Avec l'histoire de Justine, employée de supermarché mariée à un peintre en bâtiment, et qui passe ses journées à se demander si la vie n'a pas mieux à lui offrir, The Good Girl fait la part belle au mal-être et à la faillite de la société de consommation américaine. En parvenant habilement à faciliter une identification aux personnages principaux, le réalisateur, Miguel Arteta, nous plonge dans un univers familièrement déprimant. Pourtant, grâce à un juste équilibre entre drôlerie amère et tristesse existentielle, il parvient à éviter l'écueil du portrait facilement lacrymal que la situation laissait présager. Une grande partie de ce mérite en incombe à ses comédiens qui insufflent à leurs personnages une tendresse et des failles terriblement humaines.
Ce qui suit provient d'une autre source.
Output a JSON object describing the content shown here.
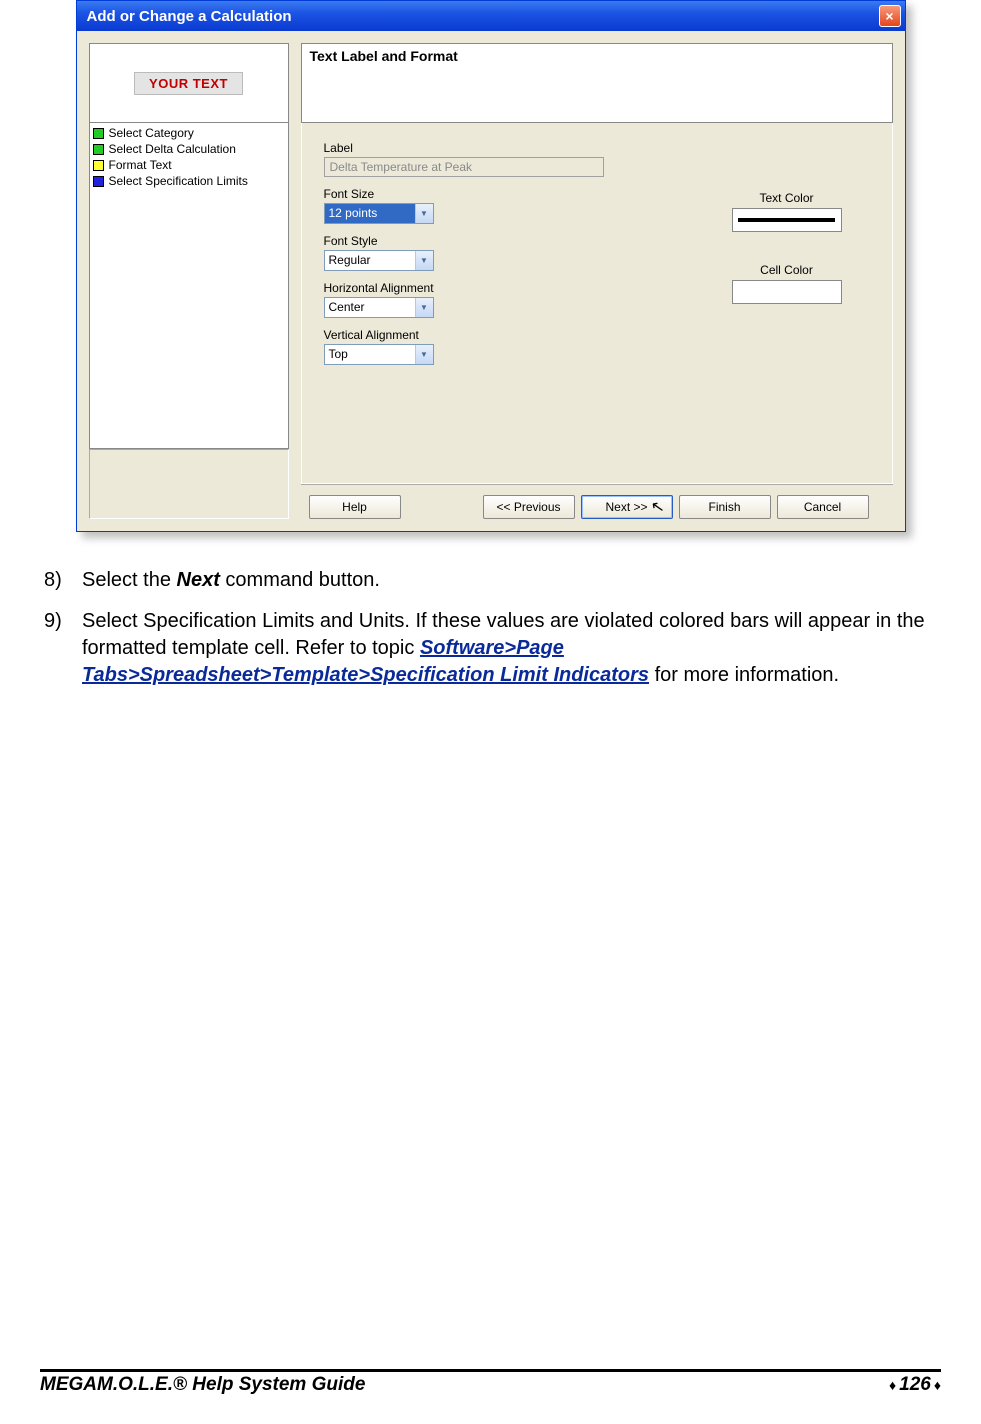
{
  "dialog": {
    "title": "Add or Change a Calculation",
    "close": "×",
    "preview_text": "YOUR TEXT",
    "steps": [
      {
        "color": "#22cc22",
        "label": "Select Category"
      },
      {
        "color": "#22cc22",
        "label": "Select Delta Calculation"
      },
      {
        "color": "#ffff33",
        "label": "Format Text"
      },
      {
        "color": "#2222dd",
        "label": "Select Specification Limits"
      }
    ],
    "heading": "Text Label and Format",
    "fields": {
      "label_label": "Label",
      "label_value": "Delta Temperature at Peak",
      "fontsize_label": "Font Size",
      "fontsize_value": "12 points",
      "fontstyle_label": "Font Style",
      "fontstyle_value": "Regular",
      "halign_label": "Horizontal Alignment",
      "halign_value": "Center",
      "valign_label": "Vertical Alignment",
      "valign_value": "Top",
      "textcolor_label": "Text Color",
      "cellcolor_label": "Cell Color"
    },
    "buttons": {
      "help": "Help",
      "prev": "<< Previous",
      "next": "Next >>",
      "finish": "Finish",
      "cancel": "Cancel"
    }
  },
  "instructions": {
    "item8_num": "8)",
    "item8_a": "Select the ",
    "item8_b": "Next",
    "item8_c": " command button.",
    "item9_num": "9)",
    "item9_a": "Select Specification Limits and Units. If these values are violated colored bars will appear in the formatted template cell. Refer to  topic ",
    "item9_link": "Software>Page Tabs>Spreadsheet>Template>Specification Limit Indicators",
    "item9_b": " for more information."
  },
  "footer": {
    "brand_bold": "MEGA",
    "brand_rest": "M.O.L.E.® Help System Guide",
    "page": "126"
  }
}
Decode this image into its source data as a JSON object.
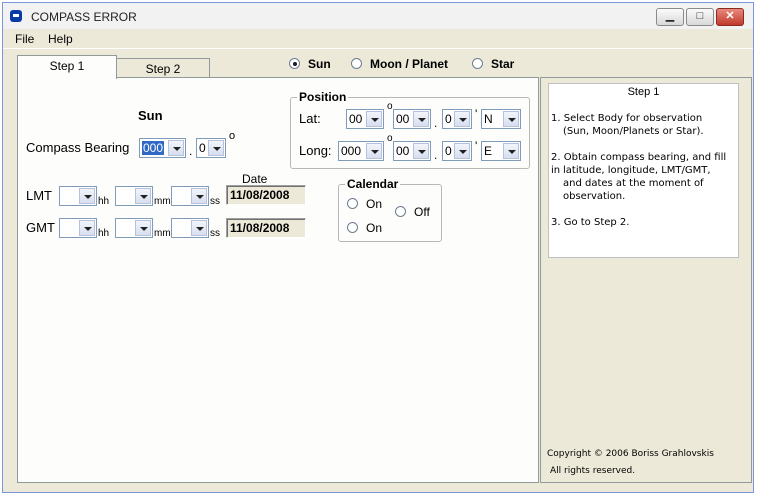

Dans ce contexte, la présence de Jennifer Aniston dans le rôle principal pouvait paraître saugrenue, tant l'actrice n'avait pas jusqu'ici, dans ses projets cinématographiques, réussi à faire oublier sa "Rachel" de
Friends. Il est maintenant temps de faire amende honorable : Si
The Good Girl constitue une très bonne surprise, il le doit en grande partie à la capacité de la comédienne à rendre crédible et attachant un personnage qui, interprété avec moins de finesse, aurait pu devenir énervant à force d'accumuler les choix malheureux (un jeu "Rachelien", et on courait droit à la catastrophe). Et puis cerise sur la gâteau,
The Good Girl est l'occasion de voir à l'oeuvre John C. Reilly (
Boogie Nights,
Magnolia,
Chicago), acteur bien trop rare, et qui avec son inénarrable bouille de clown triste apporte un supplément d'âme au film.